In the typical adjustment process described above, steps 1) to 3) in particular are very time intensive and tedious. If there is a great misalignment between the source focus and the Montel mirror, the X-ray optics will reflect practically nothing. Since it is not clear without reflection on the X-ray optics where the fitting relative position and/or orientation is/are to be found, a great deal of time is required to find this through successive changes in the adjusting screws.

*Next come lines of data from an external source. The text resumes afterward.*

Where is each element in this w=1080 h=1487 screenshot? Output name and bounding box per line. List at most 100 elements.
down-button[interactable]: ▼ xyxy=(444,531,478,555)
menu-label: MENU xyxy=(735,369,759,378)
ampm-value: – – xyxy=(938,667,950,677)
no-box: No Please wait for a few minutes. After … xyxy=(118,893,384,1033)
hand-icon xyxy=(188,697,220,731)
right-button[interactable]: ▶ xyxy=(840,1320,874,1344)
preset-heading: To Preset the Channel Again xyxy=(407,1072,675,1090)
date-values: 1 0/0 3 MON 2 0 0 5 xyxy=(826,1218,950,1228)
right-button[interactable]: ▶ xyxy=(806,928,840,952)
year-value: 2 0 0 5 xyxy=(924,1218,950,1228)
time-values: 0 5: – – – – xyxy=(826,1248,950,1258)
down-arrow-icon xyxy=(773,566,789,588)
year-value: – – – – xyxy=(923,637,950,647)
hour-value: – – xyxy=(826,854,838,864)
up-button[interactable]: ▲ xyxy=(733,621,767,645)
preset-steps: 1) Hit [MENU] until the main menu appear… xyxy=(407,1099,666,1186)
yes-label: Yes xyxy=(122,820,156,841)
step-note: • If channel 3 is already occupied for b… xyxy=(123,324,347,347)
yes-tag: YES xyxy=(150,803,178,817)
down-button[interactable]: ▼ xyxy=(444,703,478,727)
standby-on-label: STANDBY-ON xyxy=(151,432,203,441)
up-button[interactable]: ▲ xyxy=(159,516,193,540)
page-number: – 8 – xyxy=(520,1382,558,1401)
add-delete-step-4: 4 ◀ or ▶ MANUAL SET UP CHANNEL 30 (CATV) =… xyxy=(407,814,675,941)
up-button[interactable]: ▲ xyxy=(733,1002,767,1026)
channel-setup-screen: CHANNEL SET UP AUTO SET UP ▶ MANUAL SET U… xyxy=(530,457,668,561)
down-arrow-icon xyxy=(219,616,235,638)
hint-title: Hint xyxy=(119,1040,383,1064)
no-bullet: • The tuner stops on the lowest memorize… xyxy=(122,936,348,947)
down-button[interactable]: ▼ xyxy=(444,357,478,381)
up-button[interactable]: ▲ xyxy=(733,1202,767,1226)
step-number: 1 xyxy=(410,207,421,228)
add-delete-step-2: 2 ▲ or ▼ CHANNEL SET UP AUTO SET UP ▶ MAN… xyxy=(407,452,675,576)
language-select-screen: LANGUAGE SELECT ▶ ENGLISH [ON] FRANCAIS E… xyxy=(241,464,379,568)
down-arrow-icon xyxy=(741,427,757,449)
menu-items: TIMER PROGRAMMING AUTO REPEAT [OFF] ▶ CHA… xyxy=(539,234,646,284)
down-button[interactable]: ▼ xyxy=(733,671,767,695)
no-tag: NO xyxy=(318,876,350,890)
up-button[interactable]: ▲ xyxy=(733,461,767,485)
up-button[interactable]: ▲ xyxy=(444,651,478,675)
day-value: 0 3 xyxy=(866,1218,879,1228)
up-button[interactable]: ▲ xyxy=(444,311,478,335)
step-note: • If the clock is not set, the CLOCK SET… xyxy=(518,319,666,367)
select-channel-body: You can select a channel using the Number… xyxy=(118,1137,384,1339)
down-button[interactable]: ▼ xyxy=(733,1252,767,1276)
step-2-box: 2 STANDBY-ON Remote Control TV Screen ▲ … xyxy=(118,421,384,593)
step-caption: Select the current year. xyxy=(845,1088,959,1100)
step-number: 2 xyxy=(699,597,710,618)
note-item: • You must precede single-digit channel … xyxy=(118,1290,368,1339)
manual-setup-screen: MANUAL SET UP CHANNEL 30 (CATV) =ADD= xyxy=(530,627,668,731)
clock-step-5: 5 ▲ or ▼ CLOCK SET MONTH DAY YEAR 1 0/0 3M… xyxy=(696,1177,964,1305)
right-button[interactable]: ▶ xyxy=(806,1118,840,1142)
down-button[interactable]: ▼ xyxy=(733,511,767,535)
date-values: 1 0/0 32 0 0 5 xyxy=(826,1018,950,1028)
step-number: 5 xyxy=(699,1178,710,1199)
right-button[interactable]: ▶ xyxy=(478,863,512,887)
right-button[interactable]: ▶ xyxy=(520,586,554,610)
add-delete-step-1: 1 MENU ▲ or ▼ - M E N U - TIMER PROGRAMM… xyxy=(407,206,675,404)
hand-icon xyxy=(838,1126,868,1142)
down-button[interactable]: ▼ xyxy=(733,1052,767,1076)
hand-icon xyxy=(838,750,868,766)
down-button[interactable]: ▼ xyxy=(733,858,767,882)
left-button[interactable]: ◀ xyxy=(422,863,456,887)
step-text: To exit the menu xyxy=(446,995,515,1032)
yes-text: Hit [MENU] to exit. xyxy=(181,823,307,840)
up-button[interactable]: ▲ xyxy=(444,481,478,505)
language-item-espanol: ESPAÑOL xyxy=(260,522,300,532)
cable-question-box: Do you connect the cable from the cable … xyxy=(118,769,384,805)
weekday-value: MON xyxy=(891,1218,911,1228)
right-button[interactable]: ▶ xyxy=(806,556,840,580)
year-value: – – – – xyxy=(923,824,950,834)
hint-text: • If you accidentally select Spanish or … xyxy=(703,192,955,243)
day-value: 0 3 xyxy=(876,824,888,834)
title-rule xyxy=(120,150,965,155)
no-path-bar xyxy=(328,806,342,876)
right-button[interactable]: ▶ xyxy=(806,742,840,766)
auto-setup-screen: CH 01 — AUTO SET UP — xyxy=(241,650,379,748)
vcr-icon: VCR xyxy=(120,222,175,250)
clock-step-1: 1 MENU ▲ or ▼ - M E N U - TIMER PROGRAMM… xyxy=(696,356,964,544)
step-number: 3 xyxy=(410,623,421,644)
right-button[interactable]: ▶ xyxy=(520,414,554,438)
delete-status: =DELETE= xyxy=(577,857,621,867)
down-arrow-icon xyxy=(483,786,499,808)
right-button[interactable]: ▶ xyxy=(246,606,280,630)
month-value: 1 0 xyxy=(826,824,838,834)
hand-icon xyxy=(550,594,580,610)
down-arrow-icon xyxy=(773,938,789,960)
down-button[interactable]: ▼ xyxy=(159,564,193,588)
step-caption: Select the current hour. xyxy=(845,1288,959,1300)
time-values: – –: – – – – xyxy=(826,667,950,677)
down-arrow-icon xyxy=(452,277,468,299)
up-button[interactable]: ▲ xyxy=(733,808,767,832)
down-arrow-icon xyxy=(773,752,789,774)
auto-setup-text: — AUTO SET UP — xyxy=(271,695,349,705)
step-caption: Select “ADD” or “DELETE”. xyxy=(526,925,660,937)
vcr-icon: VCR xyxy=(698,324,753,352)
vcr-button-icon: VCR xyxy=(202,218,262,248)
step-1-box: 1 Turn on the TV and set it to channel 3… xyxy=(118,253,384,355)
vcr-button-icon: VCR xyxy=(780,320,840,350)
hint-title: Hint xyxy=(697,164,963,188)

Since the X-ray optics and thus the X-ray beam conditioned by it have a relatively arbitrary position and orientation, the X-ray beam will in all probability not pass through a collimator mechanically positioned at the center. This means that the position and/or orientation of the X-ray beam and thus those of the X-ray optics must be adapted to the position of the collimator. By successively varying the beam position, thus the plane of the collimator aperture is scanned in a tedious process to detect an X-ray beam at the output end of the collimator. If this scanning takes place, for example, with a mirror housing according to U.S. Pat. No. 7,511,902 B2, then the adjusting screws act on the mirror backs by way of cams. The resulting movement thereof is thus not linear but instead is sinusoidal, which makes the change in position of the output beam from the alignment with the collimator aperture less intuitive and thus time consuming. Furthermore, it may happen that, for example, the Montel mirror is too far out of adjustment, so that the X-ray mirror no longer creates a reflection, which leads to a further loss of time.
Since each individual adjustment takes approximately 30 sec, one easily arrives at an adjustment expenditure according to the prior art amounting to several days. In the worst cases, the adjustment time may be as long as a week. This condition is not encouraging and makes clear the demand for an improved and simplified adjustment concept.
EP 1 462 794 B1 describes a high-flux X-ray source, in which an X-ray optic is mounted on an X-ray tube in a housing wherein the housing can be tilted and shifted with respect to the X-ray tube to adjust the housing by means of four adjusting screws. In addition, a collimator that can be tilted by means of two adjusting screws for the adjustment is mounted on the X-ray tube. The X-ray tube can also be adjusted vertically and horizontally by means of five screws with respect to a pedestal.
DE 11 2013 002 039 T5 describes an X-ray analyzer in which the position of a multi-layer mirror on the primary beam side can be adjusted by means of a motor. In addition, sensors to detect the position of optical X-ray components are proposed.
EP 1 365 231 A2 describes an X-ray diffractometer, wherein an X-ray source and a monochromator are firmly pre-assembled to each other.